Alcune cause pilota sono già partite e riguardano palestre che o non hanno rimborsato o hanno emesso voucher alle proprie condizioni. Alcune ad esempio condizionavano l'emissione del voucher al rinnovo dell'abbonamento. Una causa è partita dai legali di Avvocatoaccanto, altre da Unione nazionale consumatori (Unc). Ma serviranno ancora diversi mesi prima di arrivare a sentenza. "Penso che il governo dovrà riattivare la normativa d'emergenza e mi aspetto che questo accada presto" spiega Massimiliano Dona, presidente di Unc. "Ci sono molti consumatori che a gennaio avevano pagato un abbonamento annuale e ora si trovano al secondo stop. Alcuni vorrebbero recedere da questo contratto perché nel frattempo sono cambiate le condizioni. In teoria ne hanno tutto il diritto, ma non abbiamo precedenti. Purtroppo in questo momento possiamo fare solo ipotesi".

Di parere simile anche Domenico Romito, di Avvocati dei consumatori: "Mi aspetto che il governo preveda forme di ristoro per tutto il settore colpito.
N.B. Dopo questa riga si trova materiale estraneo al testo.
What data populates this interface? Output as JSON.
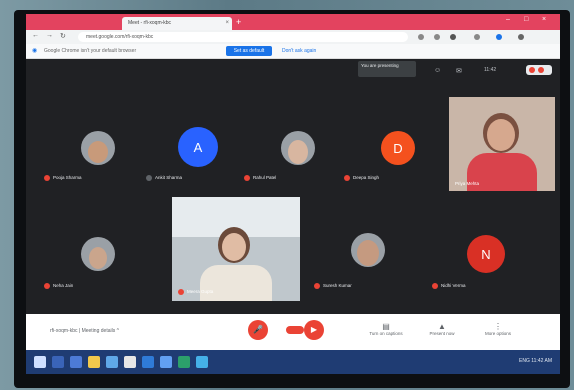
{
  "browser": {
    "tab_title": "Meet - rfi-xoqm-kbc",
    "tab_close": "×",
    "new_tab": "+",
    "window_controls": [
      "–",
      "□",
      "×"
    ],
    "url": "meet.google.com/rfi-xoqm-kbc",
    "infobar_text": "Google Chrome isn't your default browser",
    "infobar_button": "Set as default",
    "infobar_link": "Don't ask again"
  },
  "meet": {
    "present_pill": "You are presenting",
    "top_icons": [
      "people-icon",
      "chat-icon"
    ],
    "participants": [
      {
        "name": "Pooja Sharma",
        "initial": "",
        "color": "#3c4043",
        "photo": true
      },
      {
        "name": "Ankit Sharma",
        "initial": "A",
        "color": "#2962ff",
        "photo": false
      },
      {
        "name": "Rahul Patel",
        "initial": "",
        "color": "#3c4043",
        "photo": true
      },
      {
        "name": "Deepa Singh",
        "initial": "D",
        "color": "#f4511e",
        "photo": false
      },
      {
        "name": "Neha Jain",
        "initial": "",
        "color": "#3c4043",
        "photo": true
      },
      {
        "name": "Suresh Kumar",
        "initial": "",
        "color": "#3c4043",
        "photo": true
      },
      {
        "name": "Nidhi Verma",
        "initial": "N",
        "color": "#d93025",
        "photo": false
      }
    ],
    "video_name": "Meera Gupta",
    "self_name": "Priya Mehta"
  },
  "controls": {
    "meeting_code": "rfi-xoqm-kbc  |  Meeting details ^",
    "mic_label": "Turn on microphone",
    "cam_label": "Turn on camera",
    "ctrl_captions": "Turn on captions",
    "ctrl_present": "Present now",
    "ctrl_more": "More options"
  },
  "taskbar": {
    "tray_text": "ENG  11:42 AM"
  }
}
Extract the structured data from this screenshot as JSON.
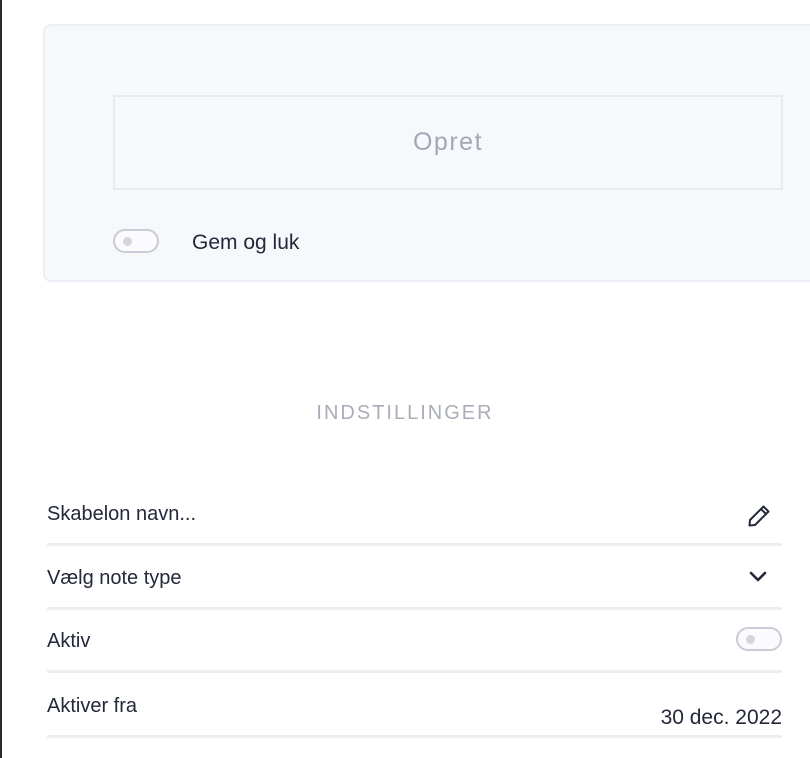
{
  "card": {
    "create_button_label": "Opret",
    "save_and_close_label": "Gem og luk",
    "save_and_close_enabled": false
  },
  "settings": {
    "heading": "INDSTILLINGER",
    "template_name_placeholder": "Skabelon navn...",
    "note_type_placeholder": "Vælg note type",
    "active_label": "Aktiv",
    "active_enabled": false,
    "activate_from_label": "Aktiver fra",
    "activate_from_value": "30 dec. 2022"
  },
  "icons": {
    "edit": "pencil-icon",
    "dropdown": "chevron-down-icon"
  },
  "colors": {
    "card_bg": "#f7f8fc",
    "muted_text": "#a3a7b3",
    "text": "#23283a",
    "divider": "#eceef4"
  }
}
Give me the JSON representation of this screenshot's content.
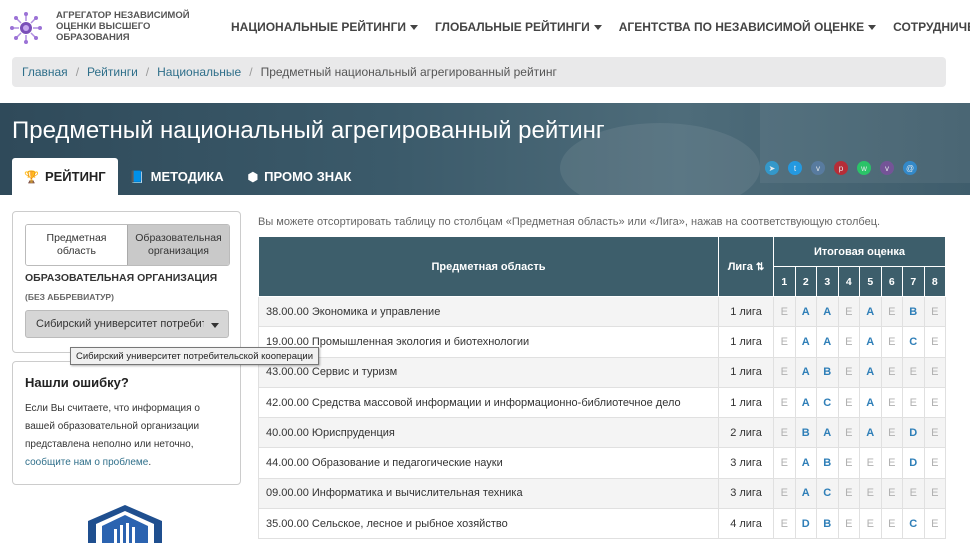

E tra queste ci saranno anche i voucher, che vengono incontro più alle aziende che alle esigenze dei consumatori. Nell'attesa di un nuovo decreto, vale la norma di carattere generale". Cioè il Codice civile.


E se torna il voucher? Restiamo nel campo dei "se". Se ci sarà un "decreto voucher" e se ricalcherà quelli della scorsa primavera, ai consumatori non rimarrà scelta se non quella di accettare il buono. Ma anche in questo caso, non c'è nulla di scolpito sulla pietra. "Alcuni consumatori possono non avere più interesse o essere impossibilitati ad andare in piscina, palestra o a teatro. Magari perché si devono trasferire, o perché hanno cambiato lavoro, hanno avuto un figlio e non hanno più tempo... ogni caso è diverso, ma bisogna comunque dimostrare questa perdita di interesse" spiega ancora l'avvocato Tronca, che precisa: "La pandemia penalizza tutti, quindi l'ottica deve essere sempre quella di venirsi incontro. Ma se la controparte rifiuta di rimborsare o di risolvere il contratto, trattandosi spesso di questioni da poche centinaia di euro, non c'è mediazione civile obbligatoria: ci si rivolge direttamente al giudice di pace. Se la vertenza supera i 5.000 euro di valore, occorre adire al tribunale".